Fâtih Sultân Mehmed Hân, târihin kaydettiği büyük insanların en başında gelenlerindendir. Gerçek, o hakîkî bir kahramândır. En cesûr insanların hayrân olacağı kadar büyük bir cesâret sâhibi olan bu korkusuz Türk Pâdişâhı, gâyesi uğruna birçok defa hayatını tehlikeye atmış, ölümle karşı karşıya geldiği zamanlarda büsbütün coşmuş, büsbütün efsâneleşmiştir. Onun, İstanbul’un kuşatıldığı günlerde gemilerinin mağlûb edildiğini gördüğü zaman, şahlanan atını doludizgin denizin köpüren dalgalarına doğru sürmesinin manâsı pek büyüktür. Bu harekette, kahramânlık ile cesâretin, kuvvetli bir irâdeyle müthiş bir azmin en parlak bir misâlini görmüyor muyuz? Gâyesine varmak isteyen bu genç pâdişâha hiçbir kuvvetin mâni olamayacağını bu denize saldırışta bulmak, mümkün değil midir?

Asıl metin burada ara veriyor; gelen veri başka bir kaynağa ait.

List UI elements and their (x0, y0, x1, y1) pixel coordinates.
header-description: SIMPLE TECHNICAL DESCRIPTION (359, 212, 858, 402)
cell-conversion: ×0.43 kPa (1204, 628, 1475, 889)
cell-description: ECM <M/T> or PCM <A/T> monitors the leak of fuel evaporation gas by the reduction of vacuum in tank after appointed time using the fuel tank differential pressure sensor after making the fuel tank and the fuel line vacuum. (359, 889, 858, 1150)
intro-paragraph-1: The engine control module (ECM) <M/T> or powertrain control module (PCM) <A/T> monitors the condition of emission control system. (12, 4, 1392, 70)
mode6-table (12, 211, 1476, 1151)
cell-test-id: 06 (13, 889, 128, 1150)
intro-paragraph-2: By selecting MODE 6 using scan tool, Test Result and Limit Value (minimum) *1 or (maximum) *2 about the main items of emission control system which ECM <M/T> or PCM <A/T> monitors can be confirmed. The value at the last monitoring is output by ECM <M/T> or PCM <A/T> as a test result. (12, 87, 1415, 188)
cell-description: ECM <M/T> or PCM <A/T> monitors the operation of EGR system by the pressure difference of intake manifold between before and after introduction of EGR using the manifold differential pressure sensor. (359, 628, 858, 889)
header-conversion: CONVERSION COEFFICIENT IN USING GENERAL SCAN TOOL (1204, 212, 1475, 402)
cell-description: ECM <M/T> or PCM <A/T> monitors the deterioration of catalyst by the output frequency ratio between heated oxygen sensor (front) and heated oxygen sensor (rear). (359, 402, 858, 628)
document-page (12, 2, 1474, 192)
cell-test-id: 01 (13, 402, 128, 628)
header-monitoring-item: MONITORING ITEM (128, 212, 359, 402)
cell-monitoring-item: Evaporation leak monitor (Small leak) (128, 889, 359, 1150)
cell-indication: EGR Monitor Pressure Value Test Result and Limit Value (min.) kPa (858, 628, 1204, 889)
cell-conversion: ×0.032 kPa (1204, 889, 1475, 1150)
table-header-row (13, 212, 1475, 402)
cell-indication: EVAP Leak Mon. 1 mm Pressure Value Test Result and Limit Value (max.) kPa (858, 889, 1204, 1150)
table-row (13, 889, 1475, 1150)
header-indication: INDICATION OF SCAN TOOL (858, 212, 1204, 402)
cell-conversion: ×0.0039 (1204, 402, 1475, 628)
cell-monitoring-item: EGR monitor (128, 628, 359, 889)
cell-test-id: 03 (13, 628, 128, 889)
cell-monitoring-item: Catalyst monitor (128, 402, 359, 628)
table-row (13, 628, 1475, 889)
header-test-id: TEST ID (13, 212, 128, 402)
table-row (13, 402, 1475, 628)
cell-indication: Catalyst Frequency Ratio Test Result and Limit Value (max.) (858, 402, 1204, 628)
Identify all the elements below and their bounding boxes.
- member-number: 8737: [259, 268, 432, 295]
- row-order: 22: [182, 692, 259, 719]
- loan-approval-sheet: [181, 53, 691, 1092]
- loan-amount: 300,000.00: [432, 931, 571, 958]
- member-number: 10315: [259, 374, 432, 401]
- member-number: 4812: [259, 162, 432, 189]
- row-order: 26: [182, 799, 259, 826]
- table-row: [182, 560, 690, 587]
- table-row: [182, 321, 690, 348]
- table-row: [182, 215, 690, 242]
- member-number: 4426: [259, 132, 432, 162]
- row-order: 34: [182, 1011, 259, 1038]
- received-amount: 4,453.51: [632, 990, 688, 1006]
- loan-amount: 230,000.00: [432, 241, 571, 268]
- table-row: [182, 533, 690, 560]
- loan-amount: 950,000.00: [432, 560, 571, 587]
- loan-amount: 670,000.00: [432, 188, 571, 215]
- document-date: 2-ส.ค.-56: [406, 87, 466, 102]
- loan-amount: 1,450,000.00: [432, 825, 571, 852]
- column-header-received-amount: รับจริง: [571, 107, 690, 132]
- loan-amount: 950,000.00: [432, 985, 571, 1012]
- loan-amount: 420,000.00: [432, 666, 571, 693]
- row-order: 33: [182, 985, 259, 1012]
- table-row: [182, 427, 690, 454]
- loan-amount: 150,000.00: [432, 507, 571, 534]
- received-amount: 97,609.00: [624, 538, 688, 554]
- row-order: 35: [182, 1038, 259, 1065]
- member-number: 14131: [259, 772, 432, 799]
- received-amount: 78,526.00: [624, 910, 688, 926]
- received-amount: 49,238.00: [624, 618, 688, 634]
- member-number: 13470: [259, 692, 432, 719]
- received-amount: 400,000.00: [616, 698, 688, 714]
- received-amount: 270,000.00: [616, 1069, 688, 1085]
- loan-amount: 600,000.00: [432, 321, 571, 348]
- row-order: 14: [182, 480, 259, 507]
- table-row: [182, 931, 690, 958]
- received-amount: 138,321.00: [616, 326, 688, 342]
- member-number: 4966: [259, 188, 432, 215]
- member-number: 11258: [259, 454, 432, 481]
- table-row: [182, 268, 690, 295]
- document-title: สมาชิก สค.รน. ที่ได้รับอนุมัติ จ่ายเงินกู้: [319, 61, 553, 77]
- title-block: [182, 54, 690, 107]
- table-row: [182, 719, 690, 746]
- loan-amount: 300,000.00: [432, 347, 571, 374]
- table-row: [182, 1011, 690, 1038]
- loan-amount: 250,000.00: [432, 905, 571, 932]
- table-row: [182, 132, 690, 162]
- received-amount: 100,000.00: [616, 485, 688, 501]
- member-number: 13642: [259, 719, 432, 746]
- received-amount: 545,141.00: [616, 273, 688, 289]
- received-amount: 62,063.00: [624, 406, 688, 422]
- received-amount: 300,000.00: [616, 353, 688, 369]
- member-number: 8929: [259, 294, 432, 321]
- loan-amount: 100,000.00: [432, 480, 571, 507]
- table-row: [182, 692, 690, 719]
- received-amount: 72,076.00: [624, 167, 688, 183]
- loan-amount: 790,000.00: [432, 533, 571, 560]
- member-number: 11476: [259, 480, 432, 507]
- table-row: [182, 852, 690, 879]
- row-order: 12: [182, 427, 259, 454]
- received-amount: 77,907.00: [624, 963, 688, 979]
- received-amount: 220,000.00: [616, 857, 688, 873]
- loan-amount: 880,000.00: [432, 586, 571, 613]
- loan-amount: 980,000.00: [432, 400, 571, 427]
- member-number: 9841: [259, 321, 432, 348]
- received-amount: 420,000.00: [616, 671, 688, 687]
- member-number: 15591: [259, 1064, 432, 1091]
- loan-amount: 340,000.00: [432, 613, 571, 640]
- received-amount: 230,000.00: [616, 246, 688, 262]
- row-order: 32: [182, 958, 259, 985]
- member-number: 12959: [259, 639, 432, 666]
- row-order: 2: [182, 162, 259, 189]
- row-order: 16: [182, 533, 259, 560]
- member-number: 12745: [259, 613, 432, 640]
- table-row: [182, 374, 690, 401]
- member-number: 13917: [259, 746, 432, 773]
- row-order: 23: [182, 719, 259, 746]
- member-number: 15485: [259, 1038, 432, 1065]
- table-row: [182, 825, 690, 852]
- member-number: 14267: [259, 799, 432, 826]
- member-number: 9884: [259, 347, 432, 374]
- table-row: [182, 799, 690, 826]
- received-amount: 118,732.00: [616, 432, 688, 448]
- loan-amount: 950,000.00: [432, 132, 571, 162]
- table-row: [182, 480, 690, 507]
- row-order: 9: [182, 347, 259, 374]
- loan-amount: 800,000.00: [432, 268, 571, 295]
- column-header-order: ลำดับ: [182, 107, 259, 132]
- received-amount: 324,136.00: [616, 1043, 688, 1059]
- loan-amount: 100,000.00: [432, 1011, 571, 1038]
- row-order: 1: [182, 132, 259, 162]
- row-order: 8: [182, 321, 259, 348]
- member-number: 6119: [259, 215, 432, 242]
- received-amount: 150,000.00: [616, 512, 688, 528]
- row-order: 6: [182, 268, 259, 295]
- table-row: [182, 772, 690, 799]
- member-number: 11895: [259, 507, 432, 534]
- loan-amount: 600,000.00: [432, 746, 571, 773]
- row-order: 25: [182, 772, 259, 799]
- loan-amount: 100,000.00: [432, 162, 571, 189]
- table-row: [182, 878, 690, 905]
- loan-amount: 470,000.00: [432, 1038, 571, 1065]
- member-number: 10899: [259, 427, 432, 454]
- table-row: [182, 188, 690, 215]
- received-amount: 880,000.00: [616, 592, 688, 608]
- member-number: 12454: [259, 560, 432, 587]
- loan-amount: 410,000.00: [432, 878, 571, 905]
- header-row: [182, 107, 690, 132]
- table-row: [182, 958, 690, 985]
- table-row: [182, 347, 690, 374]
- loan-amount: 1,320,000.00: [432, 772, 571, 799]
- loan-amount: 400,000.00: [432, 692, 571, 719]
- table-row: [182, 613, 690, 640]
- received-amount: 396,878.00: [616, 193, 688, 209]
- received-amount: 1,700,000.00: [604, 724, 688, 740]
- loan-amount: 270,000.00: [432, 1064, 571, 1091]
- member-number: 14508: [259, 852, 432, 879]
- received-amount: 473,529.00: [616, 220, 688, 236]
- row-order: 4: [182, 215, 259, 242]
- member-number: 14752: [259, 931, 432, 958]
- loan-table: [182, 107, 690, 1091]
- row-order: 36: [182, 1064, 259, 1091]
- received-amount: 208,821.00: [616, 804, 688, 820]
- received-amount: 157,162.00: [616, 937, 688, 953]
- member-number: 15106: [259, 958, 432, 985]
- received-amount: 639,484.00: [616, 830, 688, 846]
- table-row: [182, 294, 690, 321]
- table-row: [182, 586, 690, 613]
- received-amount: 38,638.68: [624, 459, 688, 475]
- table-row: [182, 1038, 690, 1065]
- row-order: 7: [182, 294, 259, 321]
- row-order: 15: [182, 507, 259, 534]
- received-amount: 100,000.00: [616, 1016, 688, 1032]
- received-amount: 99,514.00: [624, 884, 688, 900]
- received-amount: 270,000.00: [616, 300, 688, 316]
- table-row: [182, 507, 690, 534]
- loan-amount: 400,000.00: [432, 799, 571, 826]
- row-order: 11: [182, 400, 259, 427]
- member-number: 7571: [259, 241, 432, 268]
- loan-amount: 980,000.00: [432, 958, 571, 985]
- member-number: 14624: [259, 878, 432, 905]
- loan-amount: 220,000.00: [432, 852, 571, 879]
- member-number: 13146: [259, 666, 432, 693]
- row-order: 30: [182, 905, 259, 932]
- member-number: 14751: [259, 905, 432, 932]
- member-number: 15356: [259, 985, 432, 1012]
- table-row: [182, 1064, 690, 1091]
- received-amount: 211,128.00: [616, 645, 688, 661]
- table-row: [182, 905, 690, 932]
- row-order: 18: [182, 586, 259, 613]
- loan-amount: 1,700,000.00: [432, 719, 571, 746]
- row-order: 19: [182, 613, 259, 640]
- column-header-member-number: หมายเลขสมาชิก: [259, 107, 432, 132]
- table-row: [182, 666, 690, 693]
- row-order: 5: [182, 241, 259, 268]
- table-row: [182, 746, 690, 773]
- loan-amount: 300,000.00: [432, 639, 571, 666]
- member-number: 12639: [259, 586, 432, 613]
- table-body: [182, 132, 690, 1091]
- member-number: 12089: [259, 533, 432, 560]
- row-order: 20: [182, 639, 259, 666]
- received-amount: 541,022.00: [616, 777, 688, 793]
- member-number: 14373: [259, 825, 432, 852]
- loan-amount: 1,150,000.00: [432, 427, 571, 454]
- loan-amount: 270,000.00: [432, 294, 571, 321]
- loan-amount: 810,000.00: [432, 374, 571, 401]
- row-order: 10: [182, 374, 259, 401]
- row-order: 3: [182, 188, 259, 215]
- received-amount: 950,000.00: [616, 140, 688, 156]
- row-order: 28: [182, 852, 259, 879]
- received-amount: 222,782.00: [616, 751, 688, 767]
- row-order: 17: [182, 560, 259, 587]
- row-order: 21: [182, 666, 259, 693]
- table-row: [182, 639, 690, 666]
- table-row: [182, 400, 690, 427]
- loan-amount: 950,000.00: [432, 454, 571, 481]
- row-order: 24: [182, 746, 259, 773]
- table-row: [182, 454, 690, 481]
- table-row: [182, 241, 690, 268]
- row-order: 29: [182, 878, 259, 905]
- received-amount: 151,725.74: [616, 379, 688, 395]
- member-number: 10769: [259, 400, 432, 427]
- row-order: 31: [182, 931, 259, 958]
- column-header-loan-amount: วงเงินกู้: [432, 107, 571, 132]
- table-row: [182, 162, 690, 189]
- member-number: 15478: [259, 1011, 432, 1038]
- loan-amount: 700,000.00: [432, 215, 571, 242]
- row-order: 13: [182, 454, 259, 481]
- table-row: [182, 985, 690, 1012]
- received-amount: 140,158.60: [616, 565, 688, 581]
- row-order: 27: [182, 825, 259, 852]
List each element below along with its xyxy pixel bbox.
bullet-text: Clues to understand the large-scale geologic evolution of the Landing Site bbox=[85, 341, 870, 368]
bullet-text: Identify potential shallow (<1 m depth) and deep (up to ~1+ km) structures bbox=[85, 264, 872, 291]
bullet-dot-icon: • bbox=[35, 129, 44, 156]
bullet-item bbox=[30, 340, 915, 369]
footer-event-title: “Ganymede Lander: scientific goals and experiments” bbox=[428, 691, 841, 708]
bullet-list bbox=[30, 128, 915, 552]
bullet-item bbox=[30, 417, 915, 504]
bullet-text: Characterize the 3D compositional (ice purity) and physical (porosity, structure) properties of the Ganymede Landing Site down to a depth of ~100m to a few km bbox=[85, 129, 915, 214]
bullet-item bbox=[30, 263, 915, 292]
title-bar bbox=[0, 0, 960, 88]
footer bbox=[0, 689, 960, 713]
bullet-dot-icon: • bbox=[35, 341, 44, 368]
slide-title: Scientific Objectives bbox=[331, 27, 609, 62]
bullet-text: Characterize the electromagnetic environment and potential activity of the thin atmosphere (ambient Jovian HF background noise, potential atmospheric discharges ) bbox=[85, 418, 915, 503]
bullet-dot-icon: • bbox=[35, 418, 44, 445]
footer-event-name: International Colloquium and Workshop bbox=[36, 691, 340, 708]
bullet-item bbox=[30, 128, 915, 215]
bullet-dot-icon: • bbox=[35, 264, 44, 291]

Birçok gemi ve insanla başarılamayan bu deniz savaşını, sâhilden bir müddet seyreden ve büyük bir kızgınlık içinde haykırarak tepinen, emir veren ve nihâyet atını mahmûzlayan bu büyük insanın şu hareketinden, en müthiş tabîat kuvvetlerinin bile kendisine engel olamayacağını anlamak, irâdesinin sarsılmadığını, cesâretinin kırılmadığını söylemek ve yalnız başına bu işi başarabilmek kudretini kendisinde gördüğünü kabul etmek acaba hatalı mı olur? Muhteşem Bizans surları önünde birçok defalar at koşturan bu 22 yaşındaki Türk Pâdişâhı’nın, askerleriyle birlikte surlara hücûm ettiği ve kahramânlara örnek olacak hareketlerde bulunduğu çok defa görülmüştür.
Belgrat Muhârebesi’nde Hunyadi’nin kuvvetleri karşısında ordusunun bozguna uğradığını gördüğü zaman hırsından, çatlayan dudaklarından kanlar akmaya başlamış ve tam bir kahramân gibi atını savaş meydanına sürerek bİzât kılıç kullanmış, vuruşmuş ve yaralanmıştır.